Dealing with cybersecurity issues and responding to cyber-attacks means that there are few dull days or ones that feel like the movie Groundhog Day, where every day is a repeat of the one before. By contrast, no day is the same in the life of an MSSP Engineer – source: https://www.virtualarmour.com/blog/a-day-in-the-life-of-an-mssp-engineer. Intrusions can happen at any time day or night – it’s daytime somewhere around the world while they’re sleeping – and while people sleep, bad people are in cyber-attack mode.
Let’s look at some of the things that a security engineer deals with on any given workday.
The Internet Never Sleeps. Nor Do the Bad Guys
While the defensive software doesn’t log off when the staff leaves the office because there are few, if any, IT staff on-hand overnight, there’s a greater chance that a company will get hit with an attack in the late evening or early hours of the morning. Because of this, a security company will operate a center that continually tracks reports of security issues so that staff can look into the issue and determine if there’s a real problem or if it’s a false positive.
One of the first things that an engineer will do is check in to see what the overnight reports have been like to get a sense of how busy their day will be. They’ll usually do this before they’ve even headed out on their daily commute to the office. When there’s either been a significant increase in activity or a severe problem logged in the system, the engineer will likely hurry towards the office. They know it’ll be a busy day for them.
Current Ticket Status and Processing
Upon reaching the office, a lead engineer will take responsibility for checking in with the team responsible for tracking tickets indicating reported problems. They will discuss the volume of tickets that have come in overnight and in the last few hours to determine whether there are any significant trends emerging.
Quite often when a new version of a virus or malware has been released into the wild, security reports will spike, with reports about what’s happening on a company server, a relational database or a website jiving with earlier reports from other security clients. Patterns quickly emerge about a new threat that must be faced down.
Dealing with Email Contacts from Support Staff
As a Lead Engineer, an MSSP engineer will receive queries from colleagues asking for their advice about security reports, discussing rumors of new viral outbreaks, and asking how to approach various security issues. It’s important to understand that many of the people who work with and support the security engineers won’t necessarily have a technical background and so part of the job of security staff is to explain things in layperson’s terms. This applies whether a sales staff team member has been asked a question from a prospective client that requires a technical response or it’s the marketing team with a query.
Internal Testing Against New Threats
The better security firms won’t stay idle. Even when current reports are mild about potential cyber threats and intrusion attempts, the same systems that clients are provided with to protect their networks and computing devices are applied at the security firm on their own network or on isolated networks setup for testing purposes.
The test networks are particularly useful because an engineer can run different hardware, software, and networking configurations and test them against the latest threats to better understand how a new virus or piece of malware works its way through firewalls and protected networks. Through careful testing of the latest security software, it’s possible for engineers to determine what the best set of solutions is for different clients with a variety of network configurations.
Understanding that a client makes use of smartphones and tablets to let staff connect via a virtual private network to their server provides the opening for a hacker and the engineer to explore how current security software and configurations protect against this threat. Only through sophisticated and persistent testing on a regular basis can network engineers stay ahead of the threat of cyber-attacks.

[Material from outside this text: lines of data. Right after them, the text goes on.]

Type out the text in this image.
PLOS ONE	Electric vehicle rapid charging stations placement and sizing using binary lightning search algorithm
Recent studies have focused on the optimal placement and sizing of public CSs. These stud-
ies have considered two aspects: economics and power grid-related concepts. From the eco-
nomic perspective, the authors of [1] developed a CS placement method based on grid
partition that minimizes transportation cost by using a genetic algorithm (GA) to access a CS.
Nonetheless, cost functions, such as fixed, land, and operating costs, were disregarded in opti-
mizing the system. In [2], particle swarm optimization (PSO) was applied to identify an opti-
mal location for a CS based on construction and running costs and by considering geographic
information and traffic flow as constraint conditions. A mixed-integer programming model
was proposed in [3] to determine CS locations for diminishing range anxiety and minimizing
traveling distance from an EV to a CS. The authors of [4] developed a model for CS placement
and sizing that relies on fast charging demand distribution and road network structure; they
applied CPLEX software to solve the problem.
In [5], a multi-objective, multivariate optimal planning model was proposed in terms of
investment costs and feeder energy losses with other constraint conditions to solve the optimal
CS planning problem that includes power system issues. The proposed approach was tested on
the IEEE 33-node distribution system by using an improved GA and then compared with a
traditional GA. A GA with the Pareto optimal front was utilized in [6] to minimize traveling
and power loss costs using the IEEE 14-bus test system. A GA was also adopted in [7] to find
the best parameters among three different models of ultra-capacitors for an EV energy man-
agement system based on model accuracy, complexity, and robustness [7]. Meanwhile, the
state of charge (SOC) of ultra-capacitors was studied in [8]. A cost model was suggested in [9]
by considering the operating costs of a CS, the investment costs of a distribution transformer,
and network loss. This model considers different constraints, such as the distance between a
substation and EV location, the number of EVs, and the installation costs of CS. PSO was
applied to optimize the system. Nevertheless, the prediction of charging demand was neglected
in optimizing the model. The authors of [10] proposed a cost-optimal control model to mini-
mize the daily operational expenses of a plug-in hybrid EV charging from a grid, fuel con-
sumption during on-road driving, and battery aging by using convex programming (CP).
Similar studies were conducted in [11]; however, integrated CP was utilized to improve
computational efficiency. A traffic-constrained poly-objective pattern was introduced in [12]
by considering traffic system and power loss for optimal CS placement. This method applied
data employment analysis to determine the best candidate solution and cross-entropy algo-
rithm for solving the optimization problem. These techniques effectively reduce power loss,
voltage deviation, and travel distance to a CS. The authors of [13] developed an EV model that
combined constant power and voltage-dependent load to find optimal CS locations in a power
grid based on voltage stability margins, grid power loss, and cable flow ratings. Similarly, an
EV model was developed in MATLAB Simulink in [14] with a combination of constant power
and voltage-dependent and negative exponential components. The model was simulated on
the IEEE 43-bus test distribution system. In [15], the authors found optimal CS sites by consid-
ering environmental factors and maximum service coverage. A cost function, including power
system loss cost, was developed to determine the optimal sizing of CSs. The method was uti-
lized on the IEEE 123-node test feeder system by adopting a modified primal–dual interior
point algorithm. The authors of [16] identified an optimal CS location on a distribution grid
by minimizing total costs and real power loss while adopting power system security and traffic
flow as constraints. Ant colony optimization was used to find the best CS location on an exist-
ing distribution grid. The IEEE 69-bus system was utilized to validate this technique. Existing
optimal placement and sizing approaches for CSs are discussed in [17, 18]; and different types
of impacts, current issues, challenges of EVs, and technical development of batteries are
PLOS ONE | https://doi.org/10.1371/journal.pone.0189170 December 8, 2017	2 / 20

Most security firms use software that allows them to provide security information directly to the client in real-time. Communication is meant to be clear and useful for each client, rather than generic and unhelpful. Secure communication over internet chat such as the Slack app is utilized to discuss pertinent items outside of a phone call and to send any relevant documents across. Any issues with major clients can be covered quickly. Obviously, with larger clients or ones who suffer more frequent intrusion attempts by hackers, communication frequency increases with the need to touch base several times a week.
Most engineers will get together near the end of the day to discuss the day’s events and determine if there’s anything that can be learned as a group. Concerns might be raised about areas where the team should be deploying greater resources to stay on top of the technical demands.